Songs of Rock Eraでも触れていますが、クリフはたぶんこれからも誰にも破ることのできない大記録の保持者です。全英チャートで1950年代、60年代、70年代、80年代、90年代の5ディケイドにわたってナンバー1ヒットを記録している唯一のアーティスト。まだ現役の彼がもし2000年代にもナンバー1を記録したら、永遠に破られることはないでしょう。今のままでもたぶん大丈夫。

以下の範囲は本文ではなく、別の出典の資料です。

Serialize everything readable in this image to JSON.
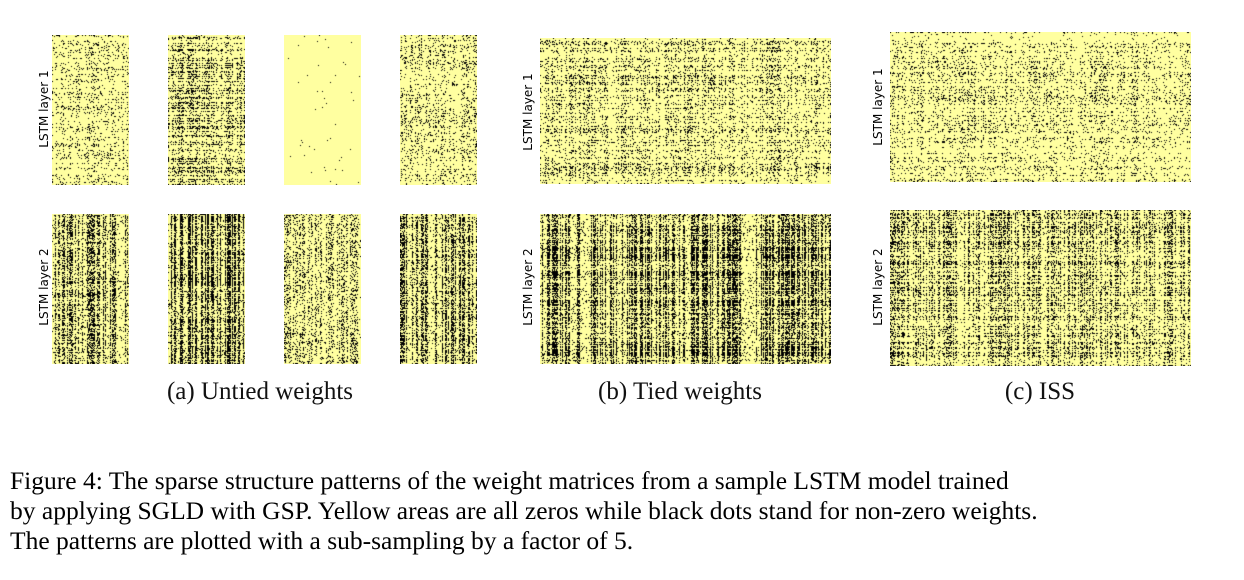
{
  "figure": {
    "panels": [
      {
        "id": "a",
        "caption": "(a)  Untied weights",
        "rows": [
          "LSTM layer 1",
          "LSTM layer 2"
        ]
      },
      {
        "id": "b",
        "caption": "(b)  Tied weights",
        "rows": [
          "LSTM layer 1",
          "LSTM layer 2"
        ]
      },
      {
        "id": "c",
        "caption": "(c)  ISS",
        "rows": [
          "LSTM layer 1",
          "LSTM layer 2"
        ]
      }
    ],
    "caption_lines": [
      "Figure 4: The sparse structure patterns of the weight matrices from a sample LSTM model trained",
      "by applying SGLD with GSP. Yellow areas are all zeros while black dots stand for non-zero weights.",
      "The patterns are plotted with a sub-sampling by a factor of 5."
    ],
    "colors": {
      "zero": "#ffffa0",
      "nonzero": "#000000"
    }
  }
}
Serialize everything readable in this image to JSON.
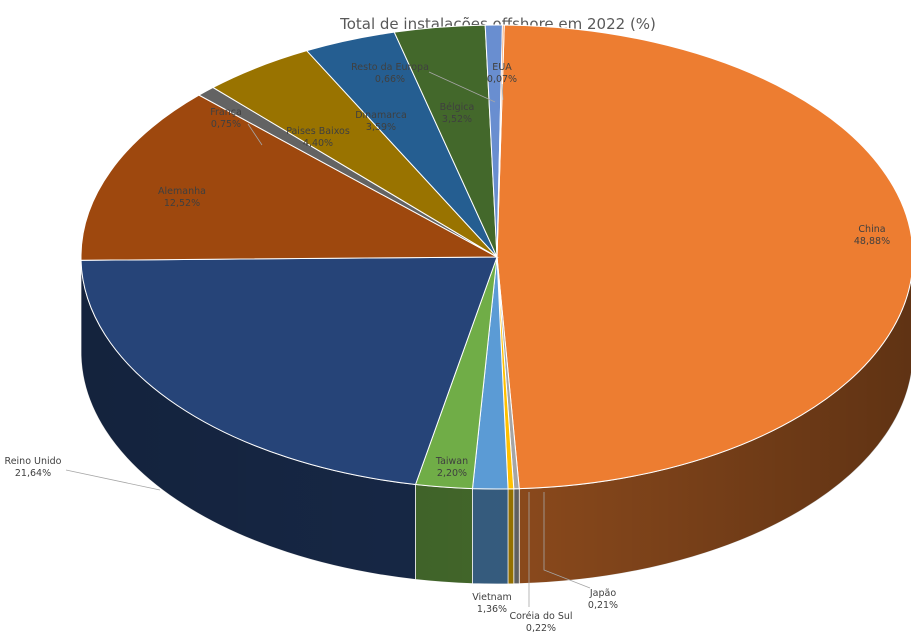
{
  "chart_data": {
    "type": "pie",
    "style": "3d",
    "title": "Total de instalações offshore em 2022 (%)",
    "unit": "%",
    "slices": [
      {
        "name": "China",
        "value": 48.88,
        "label": "48,88%",
        "color": "#ED7D31"
      },
      {
        "name": "Japão",
        "value": 0.21,
        "label": "0,21%",
        "color": "#A5A5A5"
      },
      {
        "name": "Coréia do Sul",
        "value": 0.22,
        "label": "0,22%",
        "color": "#FFC000"
      },
      {
        "name": "Vietnam",
        "value": 1.36,
        "label": "1,36%",
        "color": "#5B9BD5"
      },
      {
        "name": "Taiwan",
        "value": 2.2,
        "label": "2,20%",
        "color": "#70AD47"
      },
      {
        "name": "Reino Unido",
        "value": 21.64,
        "label": "21,64%",
        "color": "#264478"
      },
      {
        "name": "Alemanha",
        "value": 12.52,
        "label": "12,52%",
        "color": "#9E480E"
      },
      {
        "name": "França",
        "value": 0.75,
        "label": "0,75%",
        "color": "#636363"
      },
      {
        "name": "Paises Baixos",
        "value": 4.4,
        "label": "4,40%",
        "color": "#997300"
      },
      {
        "name": "Dinamarca",
        "value": 3.59,
        "label": "3,59%",
        "color": "#255E91"
      },
      {
        "name": "Bélgica",
        "value": 3.52,
        "label": "3,52%",
        "color": "#43682B"
      },
      {
        "name": "Resto da Europa",
        "value": 0.66,
        "label": "0,66%",
        "color": "#698ED0"
      },
      {
        "name": "EUA",
        "value": 0.07,
        "label": "0,07%",
        "color": "#F1975A"
      }
    ]
  }
}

そして、クリフ・リチャードのいちばん凄いところは、まだアイドルだということ。63歳になるというのに……。最近のライブ映像を見ましたが、走る走る。踊りのキメはぴしっとはまるし、膝はくるくる回るし、ボディ・シェイプも完璧。プロ精神を感じます。
創作意欲も近年に至るまで衰えません。エミリー・ブロンテの「嵐が丘」のミュージカル化に挑んだ1995年の "Songs from Heathcliff" は、オリビア・ニュートン・ジョンとのデュエット数曲を含む、佳曲ぞろいのアルバムです。全曲の作詞をティム・ライス、作曲をジョン・ファラーが手がけています。
1998年にデビュー40周年記念盤として制作した "Real As I Wanna Be" は、プロデューサーのピーター・ウルフ(J.ガイルズ・バンドのボーカリストは別人)を中心に、ドラムのヴィニー・カリウタ(スティング・バンド)やギターのマイケル・ランドー、コーラスにサイーダ・ギャレットやジェームズ・イングラム等が参加した意欲作です。大きなシングルヒットは出ませんでしたが、スリリングなライト・ラテン・フレーバーのサウンドが瑞々しいオープニングのタイトル曲から、オペラ歌手をゲストに迎えて壮大なサウンドに挑んだ終曲の "Vita Mia" まで、ソフトでメロディアスではあるけれども、決して守りには入っていない名盤です。
以上の2枚は、定番曲満載のベスト盤2種に加えてお薦めです。
同じロックン・ロールから出発して、 アーティスティックに音楽の幅を広げていったビートルズ。 新しい流れに敏感に反応しながらも、常に "Back to Roots"のサウンド・メイキングに戻ってきたローリング・ストーンズ。 そして、ショウ・ビジネスとしてのロックの可能性を追求し続けてきてクリフ・リチャード。
ロック時代の英国シーンをリードし続けてきたパイオニアたちの、この三者三様の姿勢は、そのまま70年代以降のロックの世界の幅を表しているようにも思えます。
ポールが来て、ストーンズが来て、27年ぶりにクリフもやってくる。 象徴的な21世紀初頭ですね。